The third leg of the plan is to develop new technologies to defeat the IED threat.

The president called out Iran for supplying the components for some of the most powerful IEDs used in Iraq. Tehran, he said, has been responsible for at least some increasingly lethal anti-coalition attacks by providing terrorists with the capabilities to build improvised bombs.

"Coalition forces have seized IEDs and components that were clearly produced in Iran," Bush said. "Such actions, along with Iran's support for terrorism and its pursuit of nuclear weapons, are increasingly isolating Iran."

Bush also spoke about the importance of spreading democracy around the globe and he praised the Iraqi security forces for their improved performance.

Democracy replaces resentment with hope and its spread not only helps people in other countries, but also is also vital to U.S. national security, he said.

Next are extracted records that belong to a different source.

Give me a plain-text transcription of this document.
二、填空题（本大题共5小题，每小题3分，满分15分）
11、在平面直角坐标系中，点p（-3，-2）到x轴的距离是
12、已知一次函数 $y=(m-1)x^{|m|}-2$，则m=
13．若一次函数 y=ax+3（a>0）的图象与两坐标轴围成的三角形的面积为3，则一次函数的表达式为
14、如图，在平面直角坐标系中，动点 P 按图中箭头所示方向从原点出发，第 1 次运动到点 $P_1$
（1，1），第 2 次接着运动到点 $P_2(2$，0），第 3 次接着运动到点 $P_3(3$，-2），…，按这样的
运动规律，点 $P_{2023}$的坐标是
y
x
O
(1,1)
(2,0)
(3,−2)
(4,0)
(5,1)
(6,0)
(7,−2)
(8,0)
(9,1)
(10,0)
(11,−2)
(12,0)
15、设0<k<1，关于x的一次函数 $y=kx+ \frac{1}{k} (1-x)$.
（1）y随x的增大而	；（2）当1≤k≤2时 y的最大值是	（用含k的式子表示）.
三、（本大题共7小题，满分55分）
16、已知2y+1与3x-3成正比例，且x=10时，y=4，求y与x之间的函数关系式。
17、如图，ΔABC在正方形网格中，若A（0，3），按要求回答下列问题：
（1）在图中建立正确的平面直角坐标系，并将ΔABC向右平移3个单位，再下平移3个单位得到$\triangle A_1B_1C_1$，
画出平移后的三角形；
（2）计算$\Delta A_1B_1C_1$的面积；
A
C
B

"On September the 11th, 2001, we saw that problems originating in a failed and oppressive state 7,000 miles away could bring murder and destruction to our country," he said. "We saw that dictatorships shelter terrorists, feed resentment and radicalism, and threaten the security of free nations."

The Iraqi security forces are stepping up in a big way to quell sectarian violence, especially following the bombing of the Shiite Golden Mosque in Samarra Feb. 22, he said.

"After the Samarra bombings, it was the Iraqi security forces, not coalition forces, that restored order," he said. "Having Iraqi forces in the lead has been critical to preventing violence from spinning out of control."

Bush said the Iraqi security forces play an essential role in ensuring a free and prosperous Iraq.

"From the outset, Iraqi forces understood that if they failed to stand for national unity, the country would slip into anarchy," he said. "And so they've stood their ground and defended their democracy and brought their nation through one of its most difficult moments since liberation."